I didn't talk about it to Leila, but I knew she could tell. That damn nurses instinct missed nothing. I knew she could tell because on the days I felt at my worst she would let me sleep a little longer. One night, she didn't wake me up till midnight and then she had to help me sneak out without being seen.

While I was awake with Alex I would chat to him about our childhood. I liked to talk about the days before our lives became complicated. I would read articles to him that I knew would interest him, and I brought in Mr Finley's laptop to play films that we used to watch over and over while growing up. I even bought a panini football sticker book and would pick up stickers on my way in each day. I never had any interest in football, but Alex loved it, so I would spend ages trying to pronounce all the names of the footballers, that I knew would have him in stitches if he was awake.

Even though he never talked back, I felt happier than I had in a long time. I had my Alex back. While I was at the hospital I was able to trick myself into thinking we were still best friends and that everything was fine.

When I left the hospital reality would hit.
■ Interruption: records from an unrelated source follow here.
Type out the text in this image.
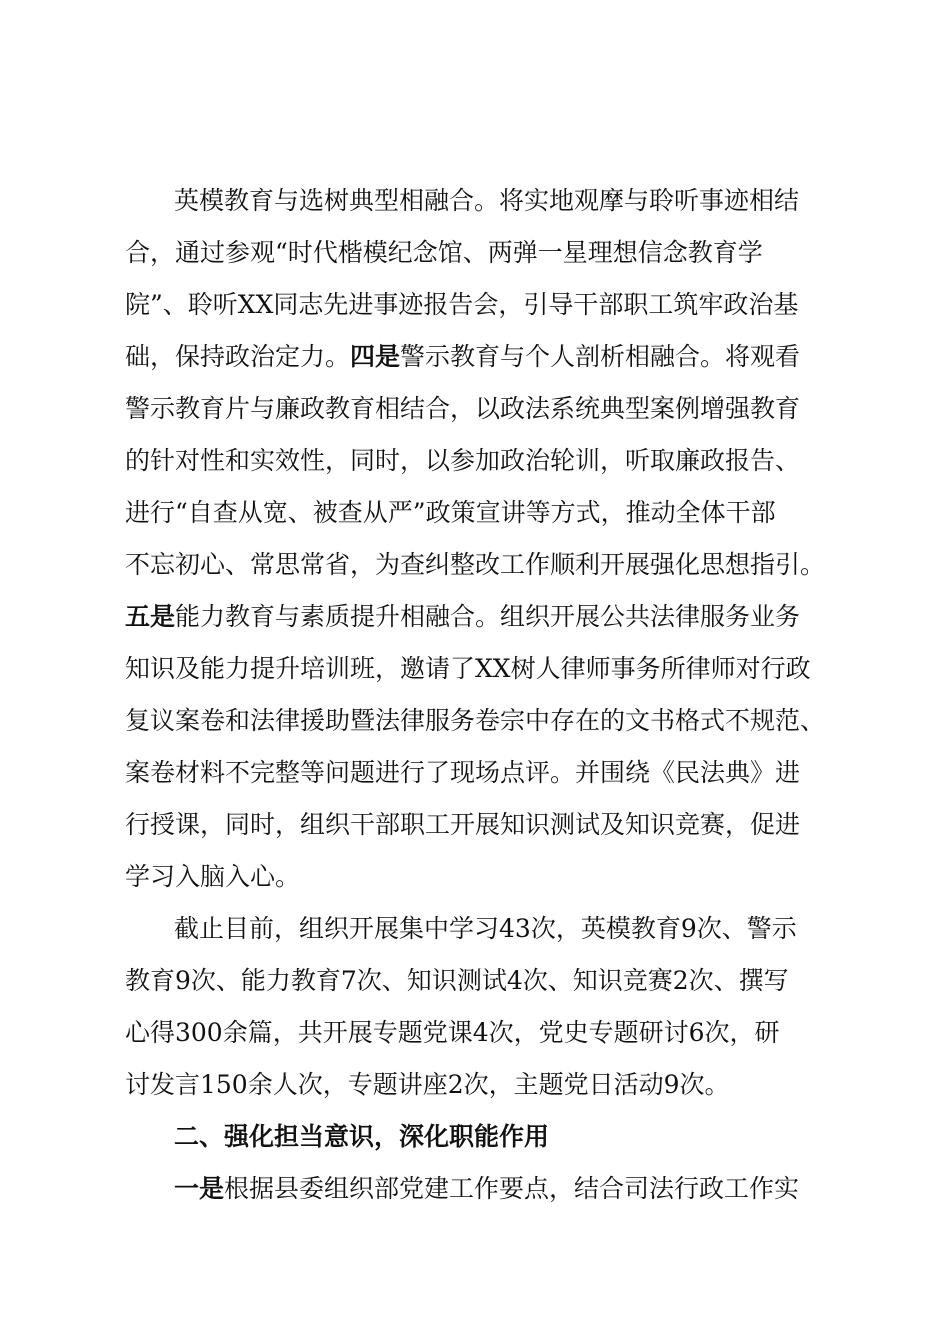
英模教育与选树典型相融合。将实地观摩与聆听事迹相结
合，通过参观“时代楷模纪念馆、两弹一星理想信念教育学
院”、聆听XX同志先进事迹报告会，引导干部职工筑牢政治基
础，保持政治定力。四是警示教育与个人剖析相融合。将观看
警示教育片与廉政教育相结合，以政法系统典型案例增强教育
的针对性和实效性，同时，以参加政治轮训，听取廉政报告、
进行“自查从宽、被查从严”政策宣讲等方式，推动全体干部
不忘初心、常思常省，为查纠整改工作顺利开展强化思想指引。
五是能力教育与素质提升相融合。组织开展公共法律服务业务
知识及能力提升培训班，邀请了XX树人律师事务所律师对行政
复议案卷和法律援助暨法律服务卷宗中存在的文书格式不规范、
案卷材料不完整等问题进行了现场点评。并围绕《民法典》进
行授课，同时，组织干部职工开展知识测试及知识竞赛，促进
学习入脑入心。
截止目前，组织开展集中学习43次，英模教育9次、警示
教育9次、能力教育7次、知识测试4次、知识竞赛2次、撰写
心得300余篇，共开展专题党课4次，党史专题研讨6次，研
讨发言150余人次，专题讲座2次，主题党日活动9次。
二、强化担当意识，深化职能作用
一是根据县委组织部党建工作要点，结合司法行政工作实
It was a weird feeling to both wish for and dread what was to come. I would wish with all heart that he would wake up, and that he would be ok. But I also dreaded that day too. For starters, it wasn't until he woke up that we would know exactly what damage had been done to his brain. But also, when he woke up I would have to once again deal with what I had done.

Alex was unlikely to want to have anything to do with me. I knew that, but I couldn't help but hope that I might be wrong, and that he might forgive me.

I also had my impending Court case to worry about too.

But I didn't let myself dwell too much on these things. I couldn't or I would go insane. So I just took everything one day at a time and looked forward to every precious moment I could spend with Alex.